Running head: COMPANY ANALYSIS AND REPORT ANALYSIS 1
COMPANY ANALYSIS AND REPORT ANALYSIS 2
Company Analysis and Report Analysis: Jetset and Flight Center Companies
Interpretation of Profitability Ratios
The return on equity for Jet set decreased from 5.78 in 2011 to 1.27 in the year 2012. This was also witnessed for Flightcentre as the ratio decreased from 192.6 to 25. This means that the profit after tax of the stakeholders investment per one dollar of revenue has decreased promptly. This can be attributed to less customer attraction that might have been caused by poor promotional strategies and under-pricing of the companies products.
The return on assets ratio for Jetset also decreased from 5.62 to 2.28. This is an indication that the after-tax revenue per one dollar of every sale has decreased in terms of the assets. This means that the assets were not optimally used in the income-generating activities of the company. This might have resulted out of machine breakdowns. On the other hand, the ROA for Flight Center increased from 12.39 in the year 2011 to 15.86 in the year 2012. This can be attributed to most favorable utilization of the company assets.
The gross profit margin ratio decreased from 10.40 to 5.07 from the years 2011 to 2012 respectively for Jetset. This means that the available total margin to cover the existing operating expenses and still yield a profit that decreased tremendously. This can be attributed to lesser amount of sales resulting from poor promotional and advertising campaigns. This was the case in the Flightcentre as the ratio decreased from 10.10 to 70.05.
The net profit margin for Jetset decreased from 10.40 in the year 2011 to 5.07 in the year 2012. This means that the after-profit of sales per one dollar of sale decreased. This decrease is a result of less advertising and promotional strategies. The net profit margin for Flightcentre increased from 13.07 in 2011 to 15.80 in 2012. This can be attributed to expansion in the customer base, good pricing strategies and increased sensitization to the public on the availability of the company products.
Asset Efficiency Ratios
The asset turnover ratio for Jetset decreased from 54.07 to 44.85. This means that for the size of the firms assets, the volume of business generated is less. This can be attributed to machine breakdowns. The asset turnover ratio for the Flightcentre increased from 93.38 to 100.29 in 2012 indicating more business from the optimal utilization of the companys assets.

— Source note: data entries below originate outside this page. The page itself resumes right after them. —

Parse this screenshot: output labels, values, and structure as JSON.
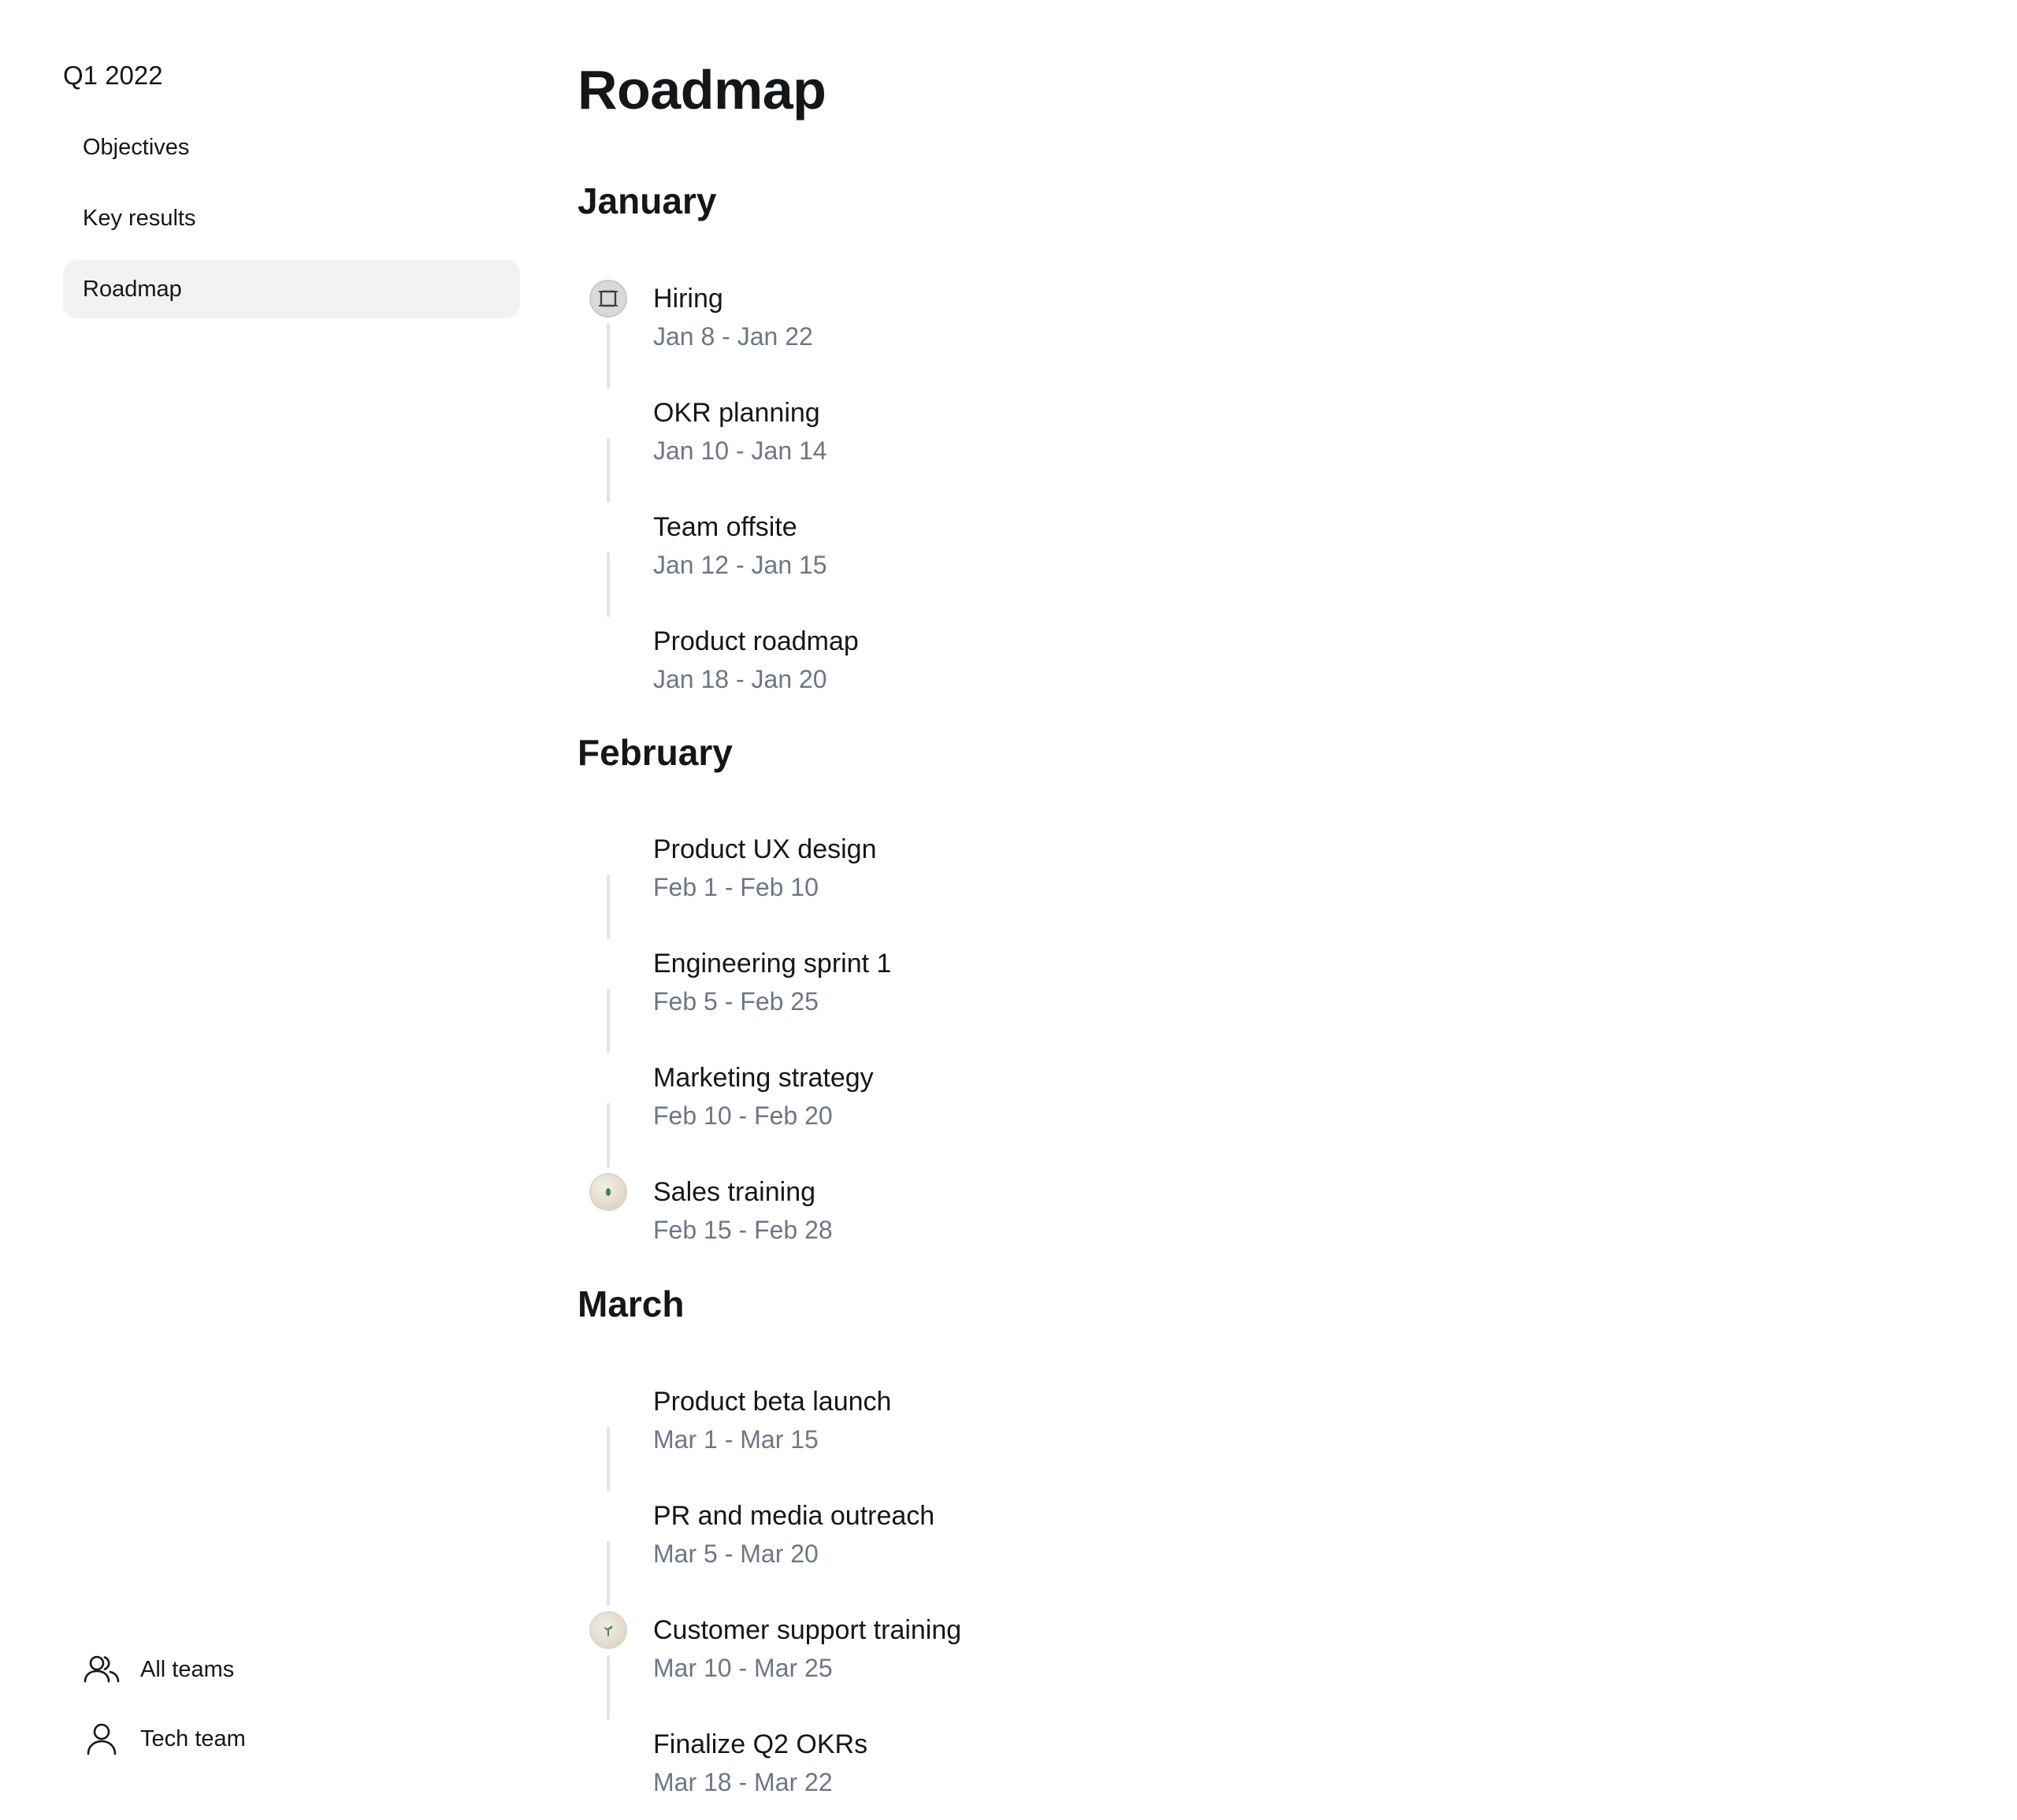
{
  "sidebar": {
    "quarter": "Q1 2022",
    "nav": [
      {
        "label": "Objectives",
        "active": false
      },
      {
        "label": "Key results",
        "active": false
      },
      {
        "label": "Roadmap",
        "active": true
      }
    ],
    "teams": [
      {
        "label": "All teams",
        "icon": "users-icon"
      },
      {
        "label": "Tech team",
        "icon": "user-icon"
      }
    ]
  },
  "main": {
    "title": "Roadmap",
    "months": [
      {
        "name": "January",
        "events": [
          {
            "name": "Hiring",
            "dates": "Jan 8 - Jan 22",
            "icon": "hiring-avatar-icon"
          },
          {
            "name": "OKR planning",
            "dates": "Jan 10 - Jan 14"
          },
          {
            "name": "Team offsite",
            "dates": "Jan 12 - Jan 15"
          },
          {
            "name": "Product roadmap",
            "dates": "Jan 18 - Jan 20"
          }
        ]
      },
      {
        "name": "February",
        "events": [
          {
            "name": "Product UX design",
            "dates": "Feb 1 - Feb 10"
          },
          {
            "name": "Engineering sprint 1",
            "dates": "Feb 5 - Feb 25"
          },
          {
            "name": "Marketing strategy",
            "dates": "Feb 10 - Feb 20"
          },
          {
            "name": "Sales training",
            "dates": "Feb 15 - Feb 28",
            "icon": "leaf-avatar-icon"
          }
        ]
      },
      {
        "name": "March",
        "events": [
          {
            "name": "Product beta launch",
            "dates": "Mar 1 - Mar 15"
          },
          {
            "name": "PR and media outreach",
            "dates": "Mar 5 - Mar 20"
          },
          {
            "name": "Customer support training",
            "dates": "Mar 10 - Mar 25",
            "icon": "sprout-avatar-icon"
          },
          {
            "name": "Finalize Q2 OKRs",
            "dates": "Mar 18 - Mar 22"
          }
        ]
      }
    ]
  },
  "colors": {
    "text": "#14171a",
    "muted": "#6c7787",
    "active_nav_bg": "#f1f2f4",
    "connector": "#e2e3e6"
  }
}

For Jetset the inventory turnover days increased from 4 to 5 days. This means that the firm holds stocks in excess and it takes more days in order to make sales. On the other hand, the number of days for Flight centre decreases from 2 days in 2011 to 1 in 2012. This can be attributed to good stock management and good selling strategies.
The debtors turnover days for Jet set increased from 113 to 129 while those of Flight centre increased from 73 to 78. The increase in the debtors turnover days means that both companies take more time to collect the credit sales. This can be attributed to poor negotiation skills and credit collection methods.
The current ratio for Jetset decreased from 1.02 to 0.64 in 2012. This means that the ability of a firm to meet its short-term obligations has declined. This can be attributed to lesser income depletion of the company reserves. On the other hand, the current ratio for Flightcentre increased from 1.28 to 1.35. This means that the company is at a good position to meet its short-term obligations without encountering too many problems.
The quick asset ratio of Jetset decreased from 1.02 in 2011 to 0.64. This means that Jetset cannot meet its obligations without having to sell its assets. It means that the company has exhausted its reserves. On the other hand, Flightcentre had its quick asset ratio increase to 1.35 in 2012 from 1.28 in 2011. This means that the company can meet its short-term obligations without having to rely on its sales.
The Capital Structure Ratios
The capital structure ratios for Jetset showcases a positive trend that might be associated with the assumption that the company is able to manage a favorable balance in money provided as capital to the company by both the creditors and shareholders. This is good capital budgeting balance feature that is used to relieve the company from unnecessary long-term obligations like interest payments. On the other hand, Flightcentre ratios indicate a downward trend that might be taken to mean the existence of a lot of debts mismanagement and inability to strike a balance between funds provided by either the shareholders and creditors in that matter.
Market Performance Ratios
On a general platform, the market performance ratios for Jetset are showcasing a downward trend. This is a negative indication of the companys stock performance. This has an effect of reducing the number of potential investors to the company. For instance, the earnings per share ratio decrease from $25.8 in 2011 to $10.2 in 2012. However, on the other hand, the marketing performance ratios for Flightcentre indicate an insignificant downward trend that might affect the overall capacity of the firm in attracting potential investors.
In conclusion, it can be postulated that Flightcentre holds a better bargain of the deal in respect to potential investment, as opposed to Jetset. This can be largely attributed by the rather positive trend in the performance of the firm over the two-year period. There is a fair chance that investing in Flightcentre can increase ones level of expected return.